Durante los últimos cuatro años hemos asistido a la necesidad del australiano por comunicarse de forma más directa y empática con su parroquia y con el prójimo en general, y nadie podría culparle. Otra cosa es que el superávit de solemnidad que se gasta en este álbum pueda apabullar, o incluso amodorrar a quien sienta nostalgia de sus brotes de ira en estado puro. Pero él ha cruzado un umbral casi desconocido, escasamente frecuentado por músicos de su talla con las mismas herramientas, y es decisión del oyente el dejarse arrastrar a esa otra dimensión. La recompensa no es (ni mucho menos) magra, pero demanda empatía con un estado de ánimo muy particular, más bien opuesto a los ritmos que marcan nuestro día a día.

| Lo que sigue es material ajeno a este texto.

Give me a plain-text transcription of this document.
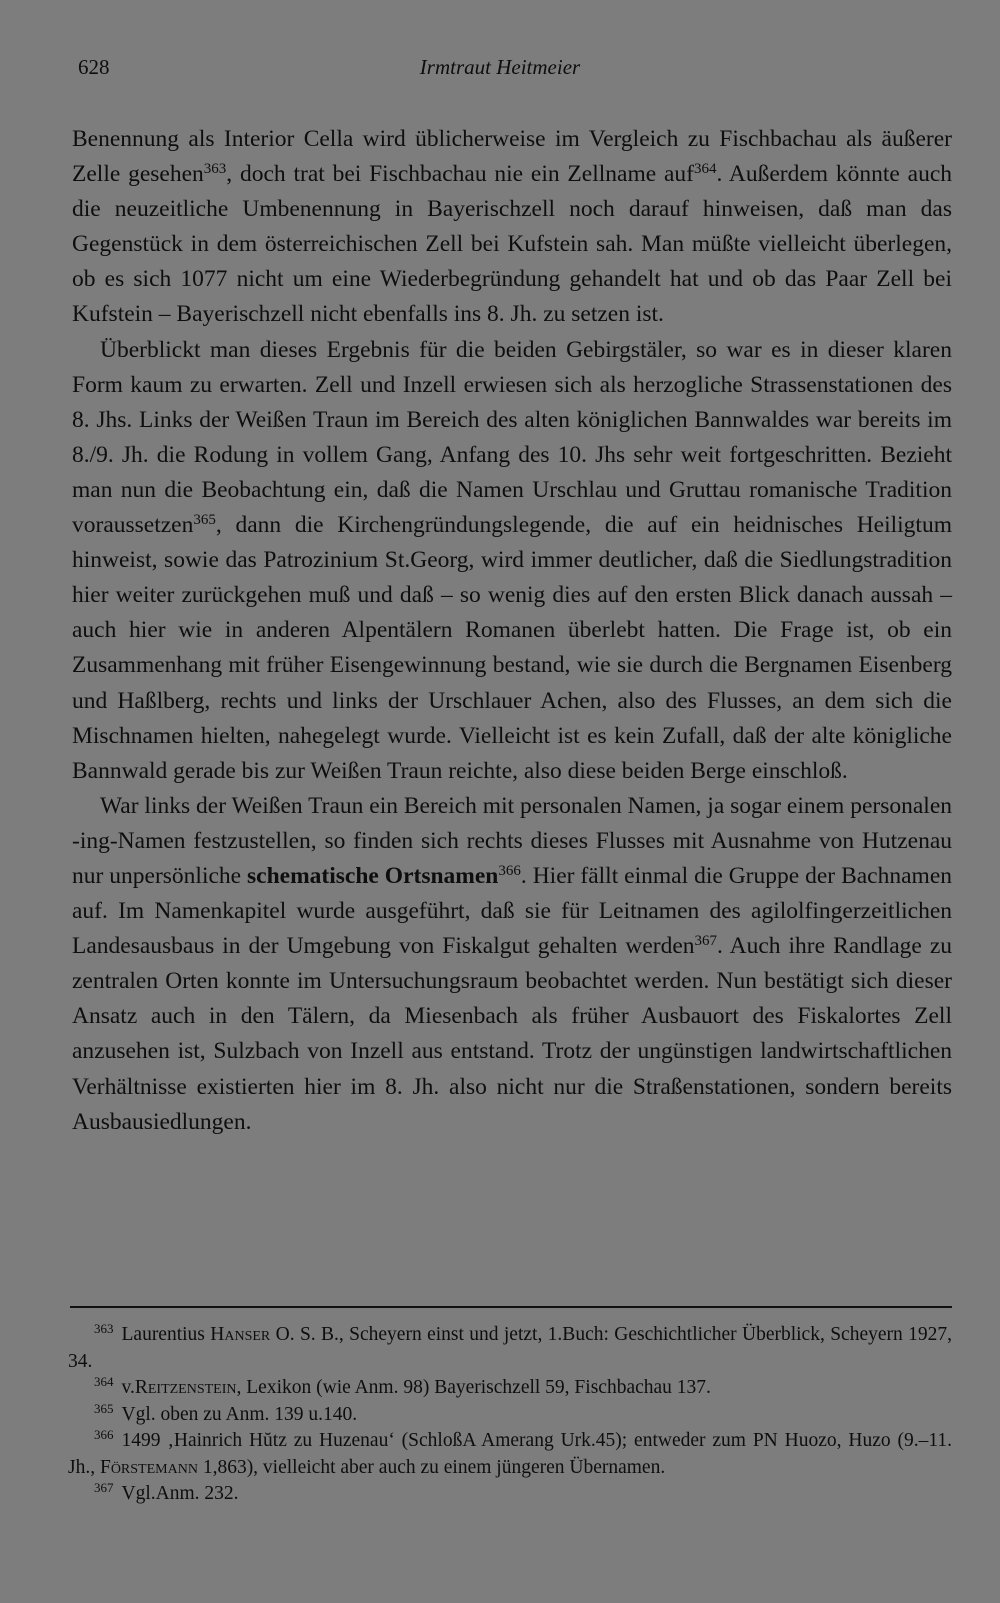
628	Irmtraut Heitmeier

Benennung als Interior Cella wird üblicherweise im Vergleich zu Fischbachau als äußerer Zelle gesehen$^{363}$, doch trat bei Fischbachau nie ein Zellname auf$^{364}$. Außerdem könnte auch die neuzeitliche Umbenennung in Bayerischzell noch darauf hinweisen, daß man das Gegenstück in dem österreichischen Zell bei Kufstein sah. Man müßte vielleicht überlegen, ob es sich 1077 nicht um eine Wiederbegründung gehandelt hat und ob das Paar Zell bei Kufstein – Bayerischzell nicht ebenfalls ins 8. Jh. zu setzen ist.

Überblickt man dieses Ergebnis für die beiden Gebirgstäler, so war es in dieser klaren Form kaum zu erwarten. Zell und Inzell erwiesen sich als herzogliche Strassenstationen des 8. Jhs. Links der Weißen Traun im Bereich des alten königlichen Bannwaldes war bereits im 8./9. Jh. die Rodung in vollem Gang, Anfang des 10. Jhs sehr weit fortgeschritten. Bezieht man nun die Beobachtung ein, daß die Namen Urschlau und Gruttau romanische Tradition voraussetzen$^{365}$, dann die Kirchengründungslegende, die auf ein heidnisches Heiligtum hinweist, sowie das Patrozinium St.Georg, wird immer deutlicher, daß die Siedlungstradition hier weiter zurückgehen muß und daß – so wenig dies auf den ersten Blick danach aussah – auch hier wie in anderen Alpentälern Romanen überlebt hatten. Die Frage ist, ob ein Zusammenhang mit früher Eisengewinnung bestand, wie sie durch die Bergnamen Eisenberg und Haßlberg, rechts und links der Urschlauer Achen, also des Flusses, an dem sich die Mischnamen hielten, nahegelegt wurde. Vielleicht ist es kein Zufall, daß der alte königliche Bannwald gerade bis zur Weißen Traun reichte, also diese beiden Berge einschloß.

War links der Weißen Traun ein Bereich mit personalen Namen, ja sogar einem personalen -ing-Namen festzustellen, so finden sich rechts dieses Flusses mit Ausnahme von Hutzenau nur unpersönliche schematische Ortsnamen$^{366}$. Hier fällt einmal die Gruppe der Bachnamen auf. Im Namenkapitel wurde ausgeführt, daß sie für Leitnamen des agilolfingerzeitlichen Landesausbaus in der Umgebung von Fiskalgut gehalten werden$^{367}$. Auch ihre Randlage zu zentralen Orten konnte im Untersuchungsraum beobachtet werden. Nun bestätigt sich dieser Ansatz auch in den Tälern, da Miesenbach als früher Ausbauort des Fiskalortes Zell anzusehen ist, Sulzbach von Inzell aus entstand. Trotz der ungünstigen landwirtschaftlichen Verhältnisse existierten hier im 8. Jh. also nicht nur die Straßenstationen, sondern bereits Ausbausiedlungen.

$^{363}$ Laurentius Hanser O. S. B., Scheyern einst und jetzt, 1.Buch: Geschichtlicher Überblick, Scheyern 1927, 34.

$^{364}$ v.Reitzenstein, Lexikon (wie Anm. 98) Bayerischzell 59, Fischbachau 137.

$^{365}$ Vgl. oben zu Anm. 139 u.140.

$^{366}$ 1499 ‚Hainrich Hŭtz zu Huzenau‘ (SchloßA Amerang Urk.45); entweder zum PN Huozo, Huzo (9.–11. Jh., Förstemann 1,863), vielleicht aber auch zu einem jüngeren Übernamen.

$^{367}$ Vgl.Anm. 232.
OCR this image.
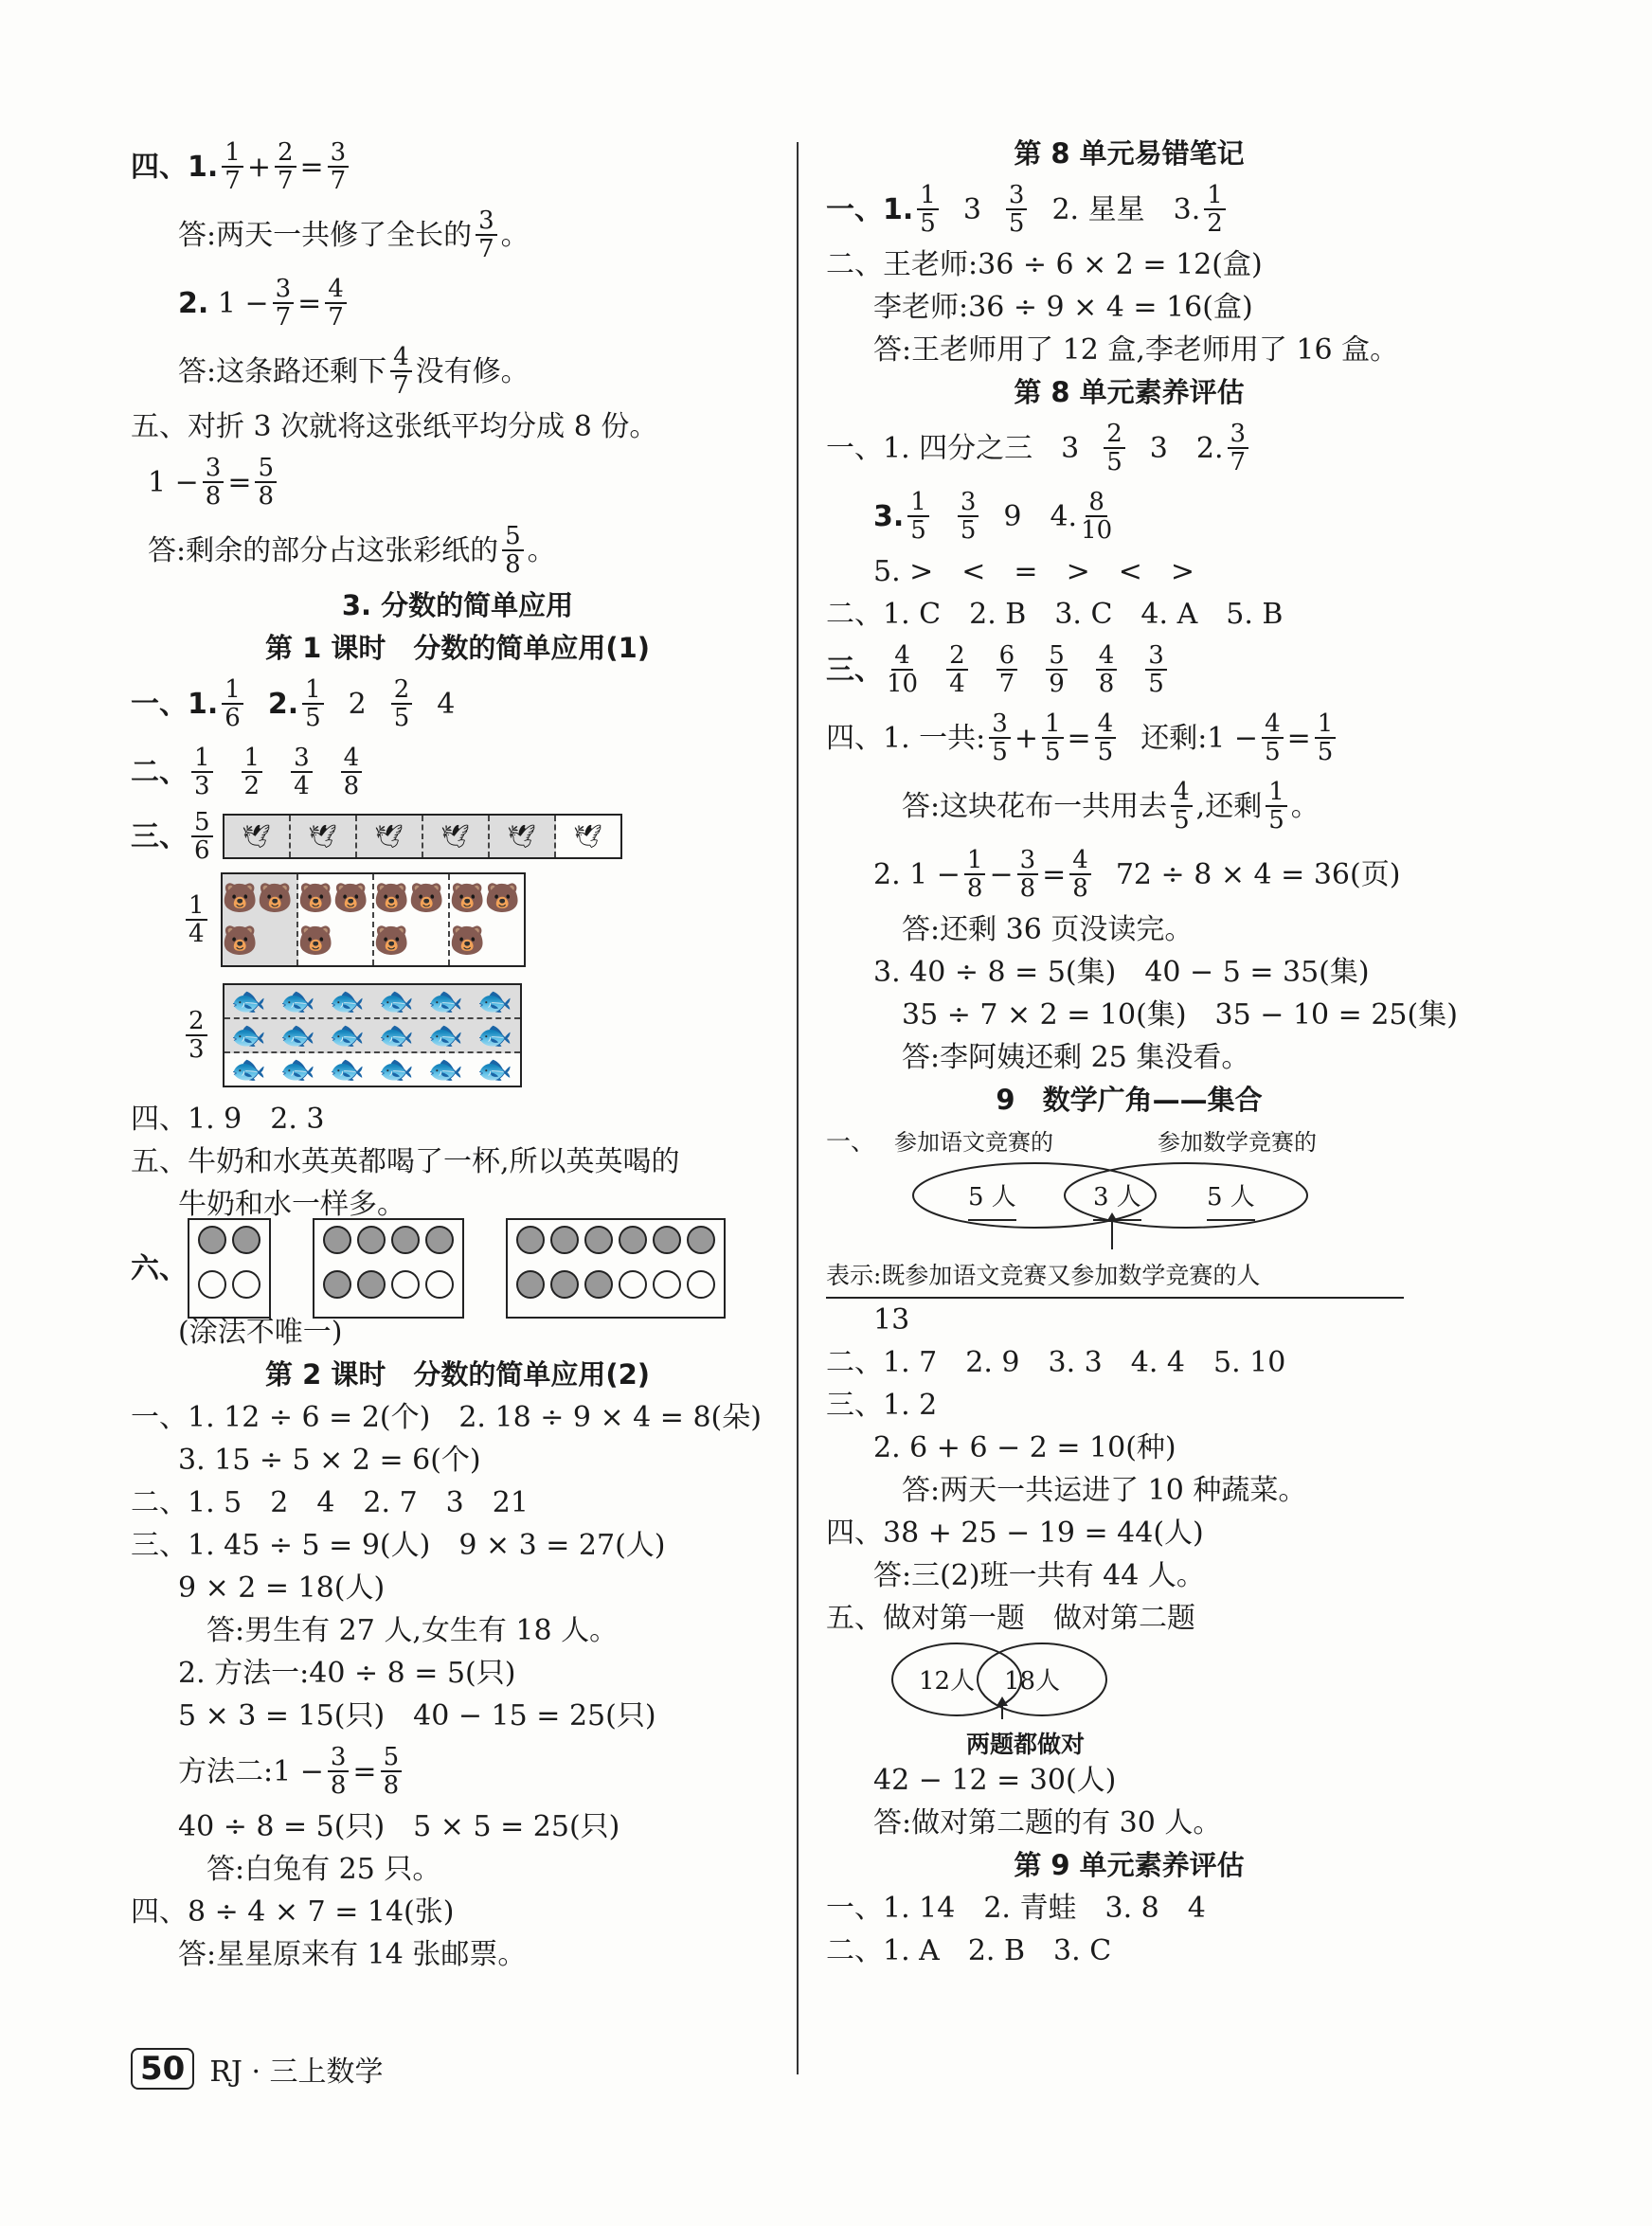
四、1. $\frac{1}{7} + \frac{2}{7} = \frac{3}{7}$
答:两天一共修了全长的 $\frac{3}{7}$ 。
2. $1 - \frac{3}{7} = \frac{4}{7}$
答:这条路还剩下 $\frac{4}{7}$ 没有修。
五、对折 3 次就将这张纸平均分成 8 份。
$1 - \frac{3}{8} = \frac{5}{8}$
答:剩余的部分占这张彩纸的 $\frac{5}{8}$ 。
3. 分数的简单应用
第 1 课时　分数的简单应用(1)
一、1. $\frac{1}{6} 2$. $\frac{1}{5} 2 \frac{2}{5} 4$
二、 $\frac{1}{3} \frac{1}{2} \frac{3}{4} \frac{4}{8}$
三、 $\frac{5}{6}$	🕊	🕊	🕊	🕊	🕊	🕊
$\frac{1}{4}$ 🐻🐻🐻
🐻🐻🐻
🐻🐻🐻
🐻🐻🐻
$\frac{2}{3}$
🐟 🐟 🐟 🐟 🐟 🐟
🐟 🐟 🐟 🐟 🐟 🐟
🐟 🐟 🐟 🐟 🐟 🐟
四、1. 9　2. 3
五、牛奶和水英英都喝了一杯,所以英英喝的
牛奶和水一样多。
六、
(涂法不唯一)
第 2 课时　分数的简单应用(2)
一、1. 12 ÷ 6 = 2(个)　2. 18 ÷ 9 × 4 = 8(朵)
3. 15 ÷ 5 × 2 = 6(个)
二、1. 5　2　4　2. 7　3　21
三、1. 45 ÷ 5 = 9(人)　9 × 3 = 27(人)
9 × 2 = 18(人)
答:男生有 27 人,女生有 18 人。
2. 方法一:40 ÷ 8 = 5(只)
5 × 3 = 15(只)　40 − 15 = 25(只)
方法二:1 − $\frac{3}{8} = \frac{5}{8}$
40 ÷ 8 = 5(只)　5 × 5 = 25(只)
答:白兔有 25 只。
四、8 ÷ 4 × 7 = 14(张)
答:星星原来有 14 张邮票。
第 8 单元易错笔记
一、1. $\frac{1}{5} 3 \frac{3}{5} 2$. 星星　3. $\frac{1}{2}$
二、王老师:36 ÷ 6 × 2 = 12(盒)
李老师:36 ÷ 9 × 4 = 16(盒)
答:王老师用了 12 盒,李老师用了 16 盒。
第 8 单元素养评估
一、1. 四分之三　$3 \frac{2}{5} 3$　2. $\frac{3}{7}$
3. $\frac{1}{5} \frac{3}{5} 9$　4. $\frac{8}{10}$
5. >　<　=　>　<　>
二、1. C　2. B　3. C　4. A　5. B
三、 $\frac{4}{10} \frac{2}{4} \frac{6}{7} \frac{5}{9} \frac{4}{8} \frac{3}{5}$
四、1. 一共: $\frac{3}{5} + \frac{1}{5} = \frac{4}{5}$ 还剩:1 − $\frac{4}{5} = \frac{1}{5}$
答:这块花布一共用去 $\frac{4}{5}$ ,还剩 $\frac{1}{5}$ 。
2. $1 - \frac{1}{8} - \frac{3}{8} = \frac{4}{8} 72 \div 8 \times 4 = 36$(页)
答:还剩 36 页没读完。
3. 40 ÷ 8 = 5(集)　40 − 5 = 35(集)
35 ÷ 7 × 2 = 10(集)　35 − 10 = 25(集)
答:李阿姨还剩 25 集没看。
9　数学广角——集合
一、 参加语文竞赛的	参加数学竞赛的
5 人	3 人	5 人
表示:既参加语文竞赛又参加数学竞赛的人
13
二、1. 7　2. 9　3. 3　4. 4　5. 10
三、1. 2
2. 6 + 6 − 2 = 10(种)
答:两天一共运进了 10 种蔬菜。
四、38 + 25 − 19 = 44(人)
答:三(2)班一共有 44 人。
五、做对第一题　做对第二题
12人 18人
两题都做对
42 − 12 = 30(人)
答:做对第二题的有 30 人。
第 9 单元素养评估
一、1. 14　2. 青蛙　3. 8　4
二、1. A　2. B　3. C
50 RJ · 三上数学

En el fondo, se trata de una órbita que comenzó a siluetear en “Push The Sky Away” (13) –aunque entonces ni siquiera lo sabíamos– y que apuntala con este disco, continuación lógica de “Skeleton Tree” (16) y culmen de una tercera vía en su trayectoria –tras emerger como bestia trituradora de mitos del rock and roll y la posterior fase baladística con primacía del piano– que tampoco podía intuirse tras aquel reseteo/síntesis glorioso que fue “Abbatoir Blues/The Lyre Of Orpheus” (04) y el paréntesis de “Dig, Lazarus Dig!!!” (08). Pocos músicos pueden presumir de haber experimentado tres vidas (y de tal solidez) en un mismo cuerpo, a lo largo de tres décadas y media.
“Ghosteen” viene a sublimar de forma imponente la alianza entre Cave y su lugarteniente en la última década, Warren Ellis: la deconstrucción de la vieja fórmula Bad Seeds mediante el uso (habrá a quien le parezca abuso) de sintetizadores gélidos, frecuencias abisales, percusiones reducidas a la mínima expresión y algún arreglo de cuerda muy puntual. La disolución de su corpus instrumental en el éter, muchas veces dando la impresión de que no puedan ir más allá, como si hubieran avistado su particular estación terminal. La parquedad queda, en cualquier caso, compensada por el uso de las voces, tanto la de un Cave más versátil que nunca –que saca un partido impresionante al falsete en composiciones como la majestuosa “Spinning Song” y que emplea un registro para cada corte, como si fueran mundos en sí mismos– como la del espectral coro que las consagra, con la recta final de “Sun Forest” como máxima expresión.
No deja de ser amargamente irónico que un músico que ha jugado durante tantos años con la idea de la muerte a través de las historias que –legadas o de cuño propio– iba ahormando en sus canciones, haya acabado redimensionando su discurso tras la experiencia en carne propia, a veces de forma tan escalofriante. El insospechado trayecto ha terminado acercándole más que nunca a la órbita crepuscular de Scott Walker (e incluso de alumnos aventajados como el Perry Blake del elegiaco “Still Life” de 1999, aunque a algunos les pueda sonar a herejía) en ese inagotable flujo de alimentación con las musas que, como él mismo califica con cierta sorna autoconmiserativa en “Night Raid”, es una incontrolable fuente de creatividad, con la paz mental que enuncia en “Hollywood” como irrenunciable meta personal.